New meds trial, fingers crossed!
One of the things I had explored with my psych guy after my first couple appointments was seeing how I responded to a couple different medications. I tried his first choice, which he described as "softer". So far I have to agree. The effects are noticeable but the decrease in anxiety and chaos in my head is slow and soft indeed. More importantly, my anxiety faded away to nothingness. I just felt good, in control of myself and very calm and quiet.
So today I'm trying second choice, generic, of course. It's complicated because I have a lot going on in my life right now so the emotional side of things might not really be helped much, or maybe it will, but I might just be appropriately freaked out about everything right now? Who really knows? I'm planning on monitoring my blood pressure, and maybe journaling to try to figure out if there is a best med. Either way if this is acceptable I will most likely switch on and off of this and the first med to keep my brain from acclimating too much.
This is the dance I am finding I need to do in order to figure out what a "normal" life looks like. I am so new in this process I don't know what kind of life I am capable of. It's all very complicated, and just like so many undiagnosed or newly diagnosed women out there with kids, peri menopause and maybe even a new life and job on the horizon, it feels very daunting. I ask myself all the time "Can I do this?" "What do I do now?" Sometimes there are not words to describe the feelings I have about my past and my future. Things feel murky a lot of the time right now.

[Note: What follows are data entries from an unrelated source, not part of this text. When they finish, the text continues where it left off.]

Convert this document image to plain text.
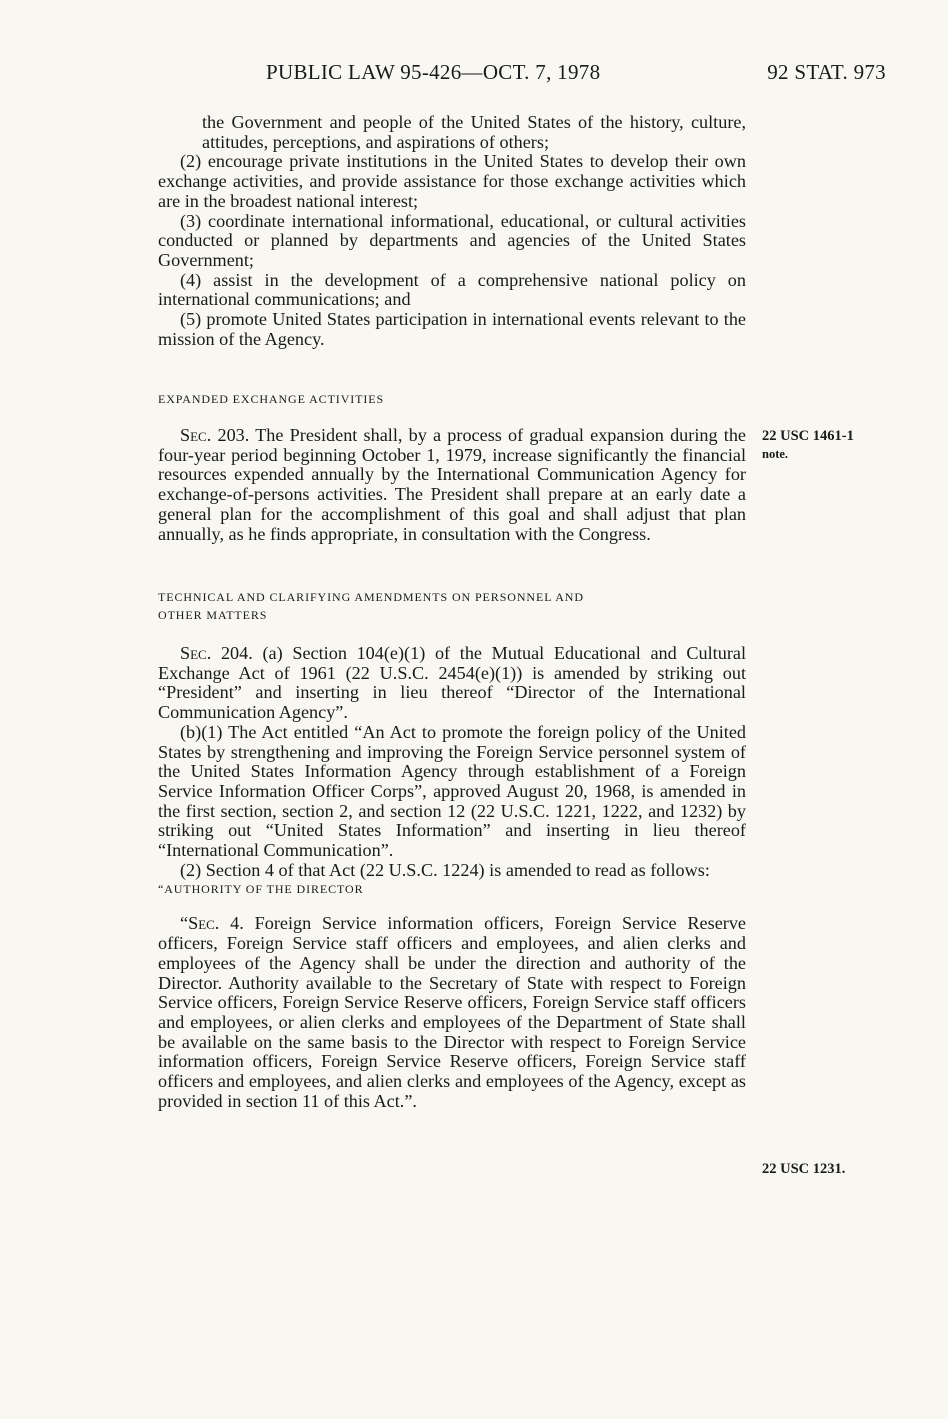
PUBLIC LAW 95-426—OCT. 7, 1978	92 STAT. 973

the Government and people of the United States of the history, culture, attitudes, perceptions, and aspirations of others;

(2) encourage private institutions in the United States to develop their own exchange activities, and provide assistance for those exchange activities which are in the broadest national interest;

(3) coordinate international informational, educational, or cultural activities conducted or planned by departments and agencies of the United States Government;

(4) assist in the development of a comprehensive national policy on international communications; and

(5) promote United States participation in international events relevant to the mission of the Agency.

EXPANDED EXCHANGE ACTIVITIES

Sec. 203. The President shall, by a process of gradual expansion during the four-year period beginning October 1, 1979, increase significantly the financial resources expended annually by the International Communication Agency for exchange-of-persons activities. The President shall prepare at an early date a general plan for the accomplishment of this goal and shall adjust that plan annually, as he finds appropriate, in consultation with the Congress.

22 USC 1461-1
note.

TECHNICAL AND CLARIFYING AMENDMENTS ON PERSONNEL AND

OTHER MATTERS

Sec. 204. (a) Section 104(e)(1) of the Mutual Educational and Cultural Exchange Act of 1961 (22 U.S.C. 2454(e)(1)) is amended by striking out “President” and inserting in lieu thereof “Director of the International Communication Agency”.

(b)(1) The Act entitled “An Act to promote the foreign policy of the United States by strengthening and improving the Foreign Service personnel system of the United States Information Agency through establishment of a Foreign Service Information Officer Corps”, approved August 20, 1968, is amended in the first section, section 2, and section 12 (22 U.S.C. 1221, 1222, and 1232) by striking out “United States Information” and inserting in lieu thereof “International Communication”.

(2) Section 4 of that Act (22 U.S.C. 1224) is amended to read as follows:

“AUTHORITY OF THE DIRECTOR

“Sec. 4. Foreign Service information officers, Foreign Service Reserve officers, Foreign Service staff officers and employees, and alien clerks and employees of the Agency shall be under the direction and authority of the Director. Authority available to the Secretary of State with respect to Foreign Service officers, Foreign Service Reserve officers, Foreign Service staff officers and employees, or alien clerks and employees of the Department of State shall be available on the same basis to the Director with respect to Foreign Service information officers, Foreign Service Reserve officers, Foreign Service staff officers and employees, and alien clerks and employees of the Agency, except as provided in section 11 of this Act.”.

22 USC 1231.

One thing that has been clear is that all my life when I felt that I was missing some piece of information or some skill, I was right! As triumphant as this has felt it has also felt upsetting and disappointing. It does frustrate me that in all likelihood the difference between me being a pharmacist or physician right now was probably a diagnosis and a very inexpensive generic medication, as well as information and support. It would have given me the knowledge and the ability to seek the skill sets to be successful within the framework of my ADHD.

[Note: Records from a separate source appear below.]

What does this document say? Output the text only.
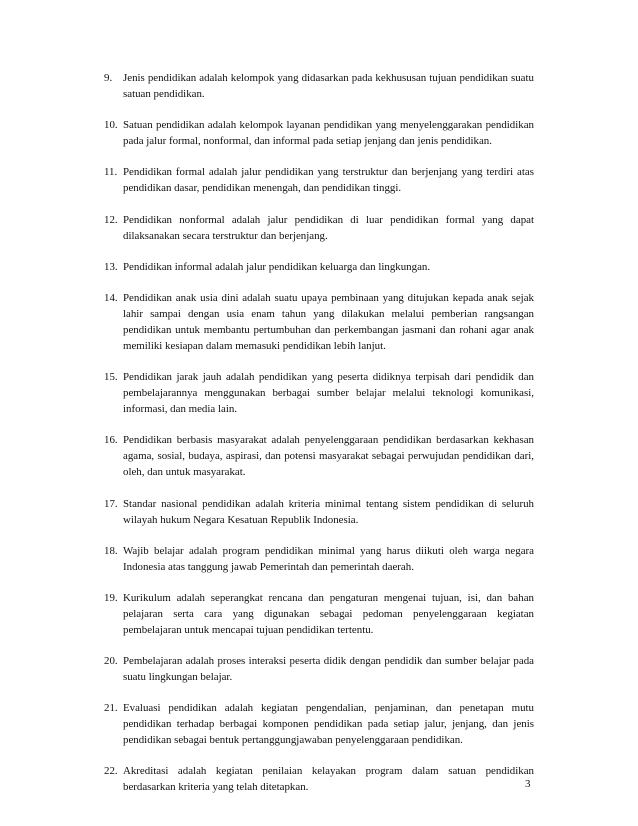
9. Jenis pendidikan adalah kelompok yang didasarkan pada kekhususan tujuan pendidikan suatu satuan pendidikan.
10. Satuan pendidikan adalah kelompok layanan pendidikan yang menyelenggarakan pendidikan pada jalur formal, nonformal, dan informal pada setiap jenjang dan jenis pendidikan.
11. Pendidikan formal adalah jalur pendidikan yang terstruktur dan berjenjang yang terdiri atas pendidikan dasar, pendidikan menengah, dan pendidikan tinggi.
12. Pendidikan nonformal adalah jalur pendidikan di luar pendidikan formal yang dapat dilaksanakan secara terstruktur dan berjenjang.
13. Pendidikan informal adalah jalur pendidikan keluarga dan lingkungan.
14. Pendidikan anak usia dini adalah suatu upaya pembinaan yang ditujukan kepada anak sejak lahir sampai dengan usia enam tahun yang dilakukan melalui pemberian rangsangan pendidikan untuk membantu pertumbuhan dan perkembangan jasmani dan rohani agar anak memiliki kesiapan dalam memasuki pendidikan lebih lanjut.
15. Pendidikan jarak jauh adalah pendidikan yang peserta didiknya terpisah dari pendidik dan pembelajarannya menggunakan berbagai sumber belajar melalui teknologi komunikasi, informasi, dan media lain.
16. Pendidikan berbasis masyarakat adalah penyelenggaraan pendidikan berdasarkan kekhasan agama, sosial, budaya, aspirasi, dan potensi masyarakat sebagai perwujudan pendidikan dari, oleh, dan untuk masyarakat.
17. Standar nasional pendidikan adalah kriteria minimal tentang sistem pendidikan di seluruh wilayah hukum Negara Kesatuan Republik Indonesia.
18. Wajib belajar adalah program pendidikan minimal yang harus diikuti oleh warga negara Indonesia atas tanggung jawab Pemerintah dan pemerintah daerah.
19. Kurikulum adalah seperangkat rencana dan pengaturan mengenai tujuan, isi, dan bahan pelajaran serta cara yang digunakan sebagai pedoman penyelenggaraan kegiatan pembelajaran untuk mencapai tujuan pendidikan tertentu.
20. Pembelajaran adalah proses interaksi peserta didik dengan pendidik dan sumber belajar pada suatu lingkungan belajar.
21. Evaluasi pendidikan adalah kegiatan pengendalian, penjaminan, dan penetapan mutu pendidikan terhadap berbagai komponen pendidikan pada setiap jalur, jenjang, dan jenis pendidikan sebagai bentuk pertanggungjawaban penyelenggaraan pendidikan.
22. Akreditasi adalah kegiatan penilaian kelayakan program dalam satuan pendidikan berdasarkan kriteria yang telah ditetapkan.	3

I was listening to the excellent Dr. William Dodson, M.D., LF-APA recently. He gave a webinar for ADDitude Magazine (https://www.additudemag.com/webinar/adhd-medication-for-adults-adherence-problems-solutions/), or ADDitude podcast number 396. He talks through the why's of adult non-adherence to medication. For me many of the points he makes are very important ones. The rate of non-adherence is very high for a set of medications that is demonized so heavily. I worked in a pharmacy and the safety and security surrounding the stimulants and the morphine based drugs created a sense of fear of those types of medications. Now, as someone who needs stimulants to feel good and be able to achieve anything in a day (and also someone who forgets to take their subsequent doses really, really often) it blows my mind that they are classed in the same schedule as Fentanyl and Oxy. If anything, for someone with ADHD it seems like stimulants make you feel really great and capable and then you forget to take them until you feel terrible again and you realize you forgot.

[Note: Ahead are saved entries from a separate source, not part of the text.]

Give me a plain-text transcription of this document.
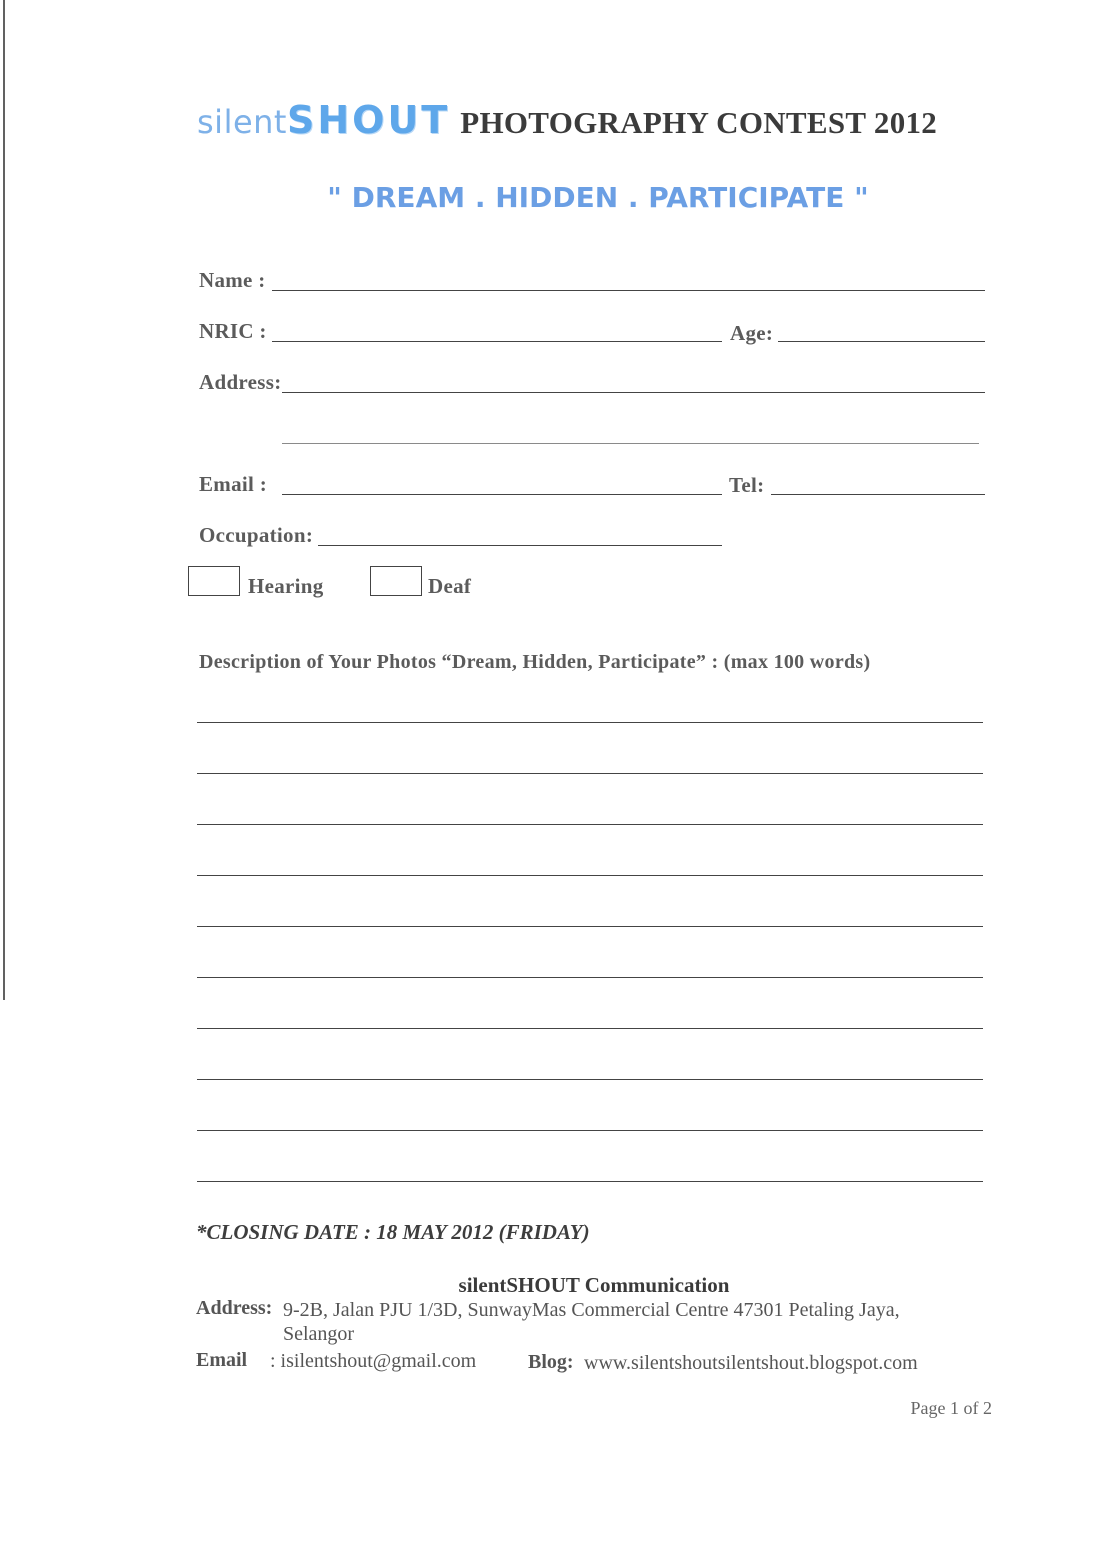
silentSHOUT PHOTOGRAPHY CONTEST 2012
" DREAM . HIDDEN . PARTICIPATE "
Name :
NRIC :	Age:
Address:
Email :	Tel:
Occupation:
Hearing	Deaf
Description of Your Photos “Dream, Hidden, Participate” : (max 100 words)
*CLOSING DATE : 18 MAY 2012 (FRIDAY)
silentSHOUT Communication
Address: 9-2B, Jalan PJU 1/3D, SunwayMas Commercial Centre 47301 Petaling Jaya,
Selangor
Email : isilentshout@gmail.com	Blog: www.silentshoutsilentshout.blogspot.com
Page 1 of 2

As much as this whole deal is a medical diagnosis and I am adjusting to that reality it's also become a weird journey of self discovery and forced "mindfulness" about how I am doing on a day to day or sometimes hour to hour basis. Just yesterday I was feeling really overwhelmed and tired and anxious and as I got the kids to bed and reflected on my day I realized I took my morning dose of meds and that was all. No wonder I was going in circles then collapsing in anxiety/exhaustion by 4pm like I used to pre-diagnosis. Another lesson learned, and I'm sure it won't be the last time.